DO WHAT U LOVE. LOVE WHAT U DO. BE NICE AS HECK.”

That post on the Suffers’ Facebook page could double as the Houston ensemble’s credo. 

“We’re very happy doing what it is we’re doing,” says vivacious frontwoman Kam Franklin. “We get made fun of a lot because people find our big smiles and overall positive attitude onstage a little not genuine sometimes. But at the same time we don’t care. We’re so happy to be doing what we love, that the fact that we get to do it full time brings a smile to our faces. 

“I think positivity is contagious — kind of like a really good laugh is. [Laughs] People having the time of their life can’t help but spread that.”

It wasn’t even two full years ago that the “Gulf Coast soul” band’s 10 members were hustling for gigs while holding down day jobs. Bassist Adam Castaneda founded the Suffers five years ago as a cover band for weddings and other paying gigs.

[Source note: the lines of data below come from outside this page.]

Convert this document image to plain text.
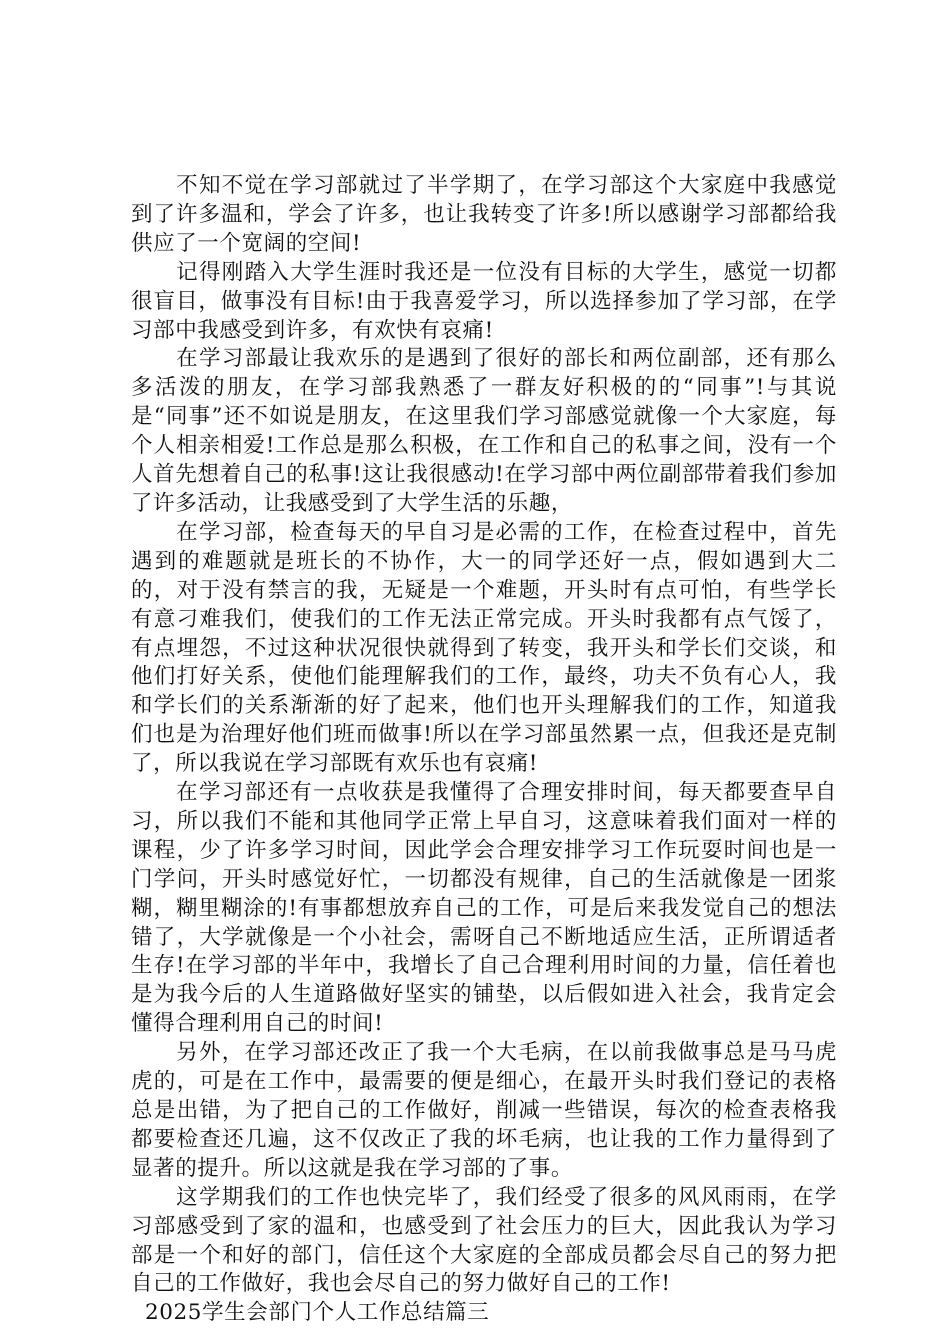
不知不觉在学习部就过了半学期了，在学习部这个大家庭中我感觉到了许多温和，学会了许多，也让我转变了许多!所以感谢学习部都给我供应了一个宽阔的空间!

记得刚踏入大学生涯时我还是一位没有目标的大学生，感觉一切都很盲目，做事没有目标!由于我喜爱学习，所以选择参加了学习部，在学习部中我感受到许多，有欢快有哀痛!

在学习部最让我欢乐的是遇到了很好的部长和两位副部，还有那么多活泼的朋友，在学习部我熟悉了一群友好积极的的“同事”!与其说是“同事”还不如说是朋友，在这里我们学习部感觉就像一个大家庭，每个人相亲相爱!工作总是那么积极，在工作和自己的私事之间，没有一个人首先想着自己的私事!这让我很感动!在学习部中两位副部带着我们参加了许多活动，让我感受到了大学生活的乐趣，

在学习部，检查每天的早自习是必需的工作，在检查过程中，首先遇到的难题就是班长的不协作，大一的同学还好一点，假如遇到大二的，对于没有禁言的我，无疑是一个难题，开头时有点可怕，有些学长有意刁难我们，使我们的工作无法正常完成。开头时我都有点气馁了，有点埋怨，不过这种状况很快就得到了转变，我开头和学长们交谈，和他们打好关系，使他们能理解我们的工作，最终，功夫不负有心人，我和学长们的关系渐渐的好了起来，他们也开头理解我们的工作，知道我们也是为治理好他们班而做事!所以在学习部虽然累一点，但我还是克制了，所以我说在学习部既有欢乐也有哀痛!

在学习部还有一点收获是我懂得了合理安排时间，每天都要查早自习，所以我们不能和其他同学正常上早自习，这意味着我们面对一样的课程，少了许多学习时间，因此学会合理安排学习工作玩耍时间也是一门学问，开头时感觉好忙，一切都没有规律，自己的生活就像是一团浆糊，糊里糊涂的!有事都想放弃自己的工作，可是后来我发觉自己的想法错了，大学就像是一个小社会，需呀自己不断地适应生活，正所谓适者生存!在学习部的半年中，我增长了自己合理利用时间的力量，信任着也是为我今后的人生道路做好坚实的铺垫，以后假如进入社会，我肯定会懂得合理利用自己的时间!

另外，在学习部还改正了我一个大毛病，在以前我做事总是马马虎虎的，可是在工作中，最需要的便是细心，在最开头时我们登记的表格总是出错，为了把自己的工作做好，削减一些错误，每次的检查表格我都要检查还几遍，这不仅改正了我的坏毛病，也让我的工作力量得到了显著的提升。所以这就是我在学习部的了事。

这学期我们的工作也快完毕了，我们经受了很多的风风雨雨，在学习部感受到了家的温和，也感受到了社会压力的巨大，因此我认为学习部是一个和好的部门，信任这个大家庭的全部成员都会尽自己的努力把自己的工作做好，我也会尽自己的努力做好自己的工作!

2025学生会部门个人工作总结篇三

He was playing in several bands — country, hip-hop and reggae — and the Suffers started out jamming on a lot of tropical grooves before evolving into a funkier, more soulfully eclectic outfit regarded as a supergroup in Houston’s diverse music community. All members share equally in writing, publishing and band business.

Last year they released an EP (“Make Some Room”), performed on “Late Night with David Letterman,” racked up enthusiastic reviews along the national festival circuit, and won 11 Houston Press Music Awards, including Best Live Act, Best Soul/Funk/R&B Act and Best Song. In February they issued “The Suffers,” their full-length debut, which they’ve been busily promoting on the road. In March, they’ll commence their first European tour. When possible, they’re working on their next album, which will continue the storytelling emphasis evident in songs — and videos — like “Make Some Room” and “Midtown,” which depicts a confidence-sucking encounter with an ex-lover who’s moved on. Instead of Franklin’s bold, earthy vocals being augmented by special effects or flashy editing, their videos visually communicate clear stories set amidst recognizable scenes — kitchens, bars, backyard parties with old folks and puppies — whose human scale serves the songs. 

“A lot of times videos today have no type of story to them; it’s just singing, here’s some animation or whatever — and that’s cool; I’m not knocking that,” Franklin says. “But at the same time, I love those old music videos, especially from the ’90s, that would tell a story.”

Unless and until a major label offers them something beyond what they and their business team can accomplish, Franklin says they plan to continue creating music independently.

“We’re doing what we want and we’re doing it our way, and having such a good time doing it. Any band coming after us that’s been told they can’t do it like this will know it might not be easy, but it will be possible.”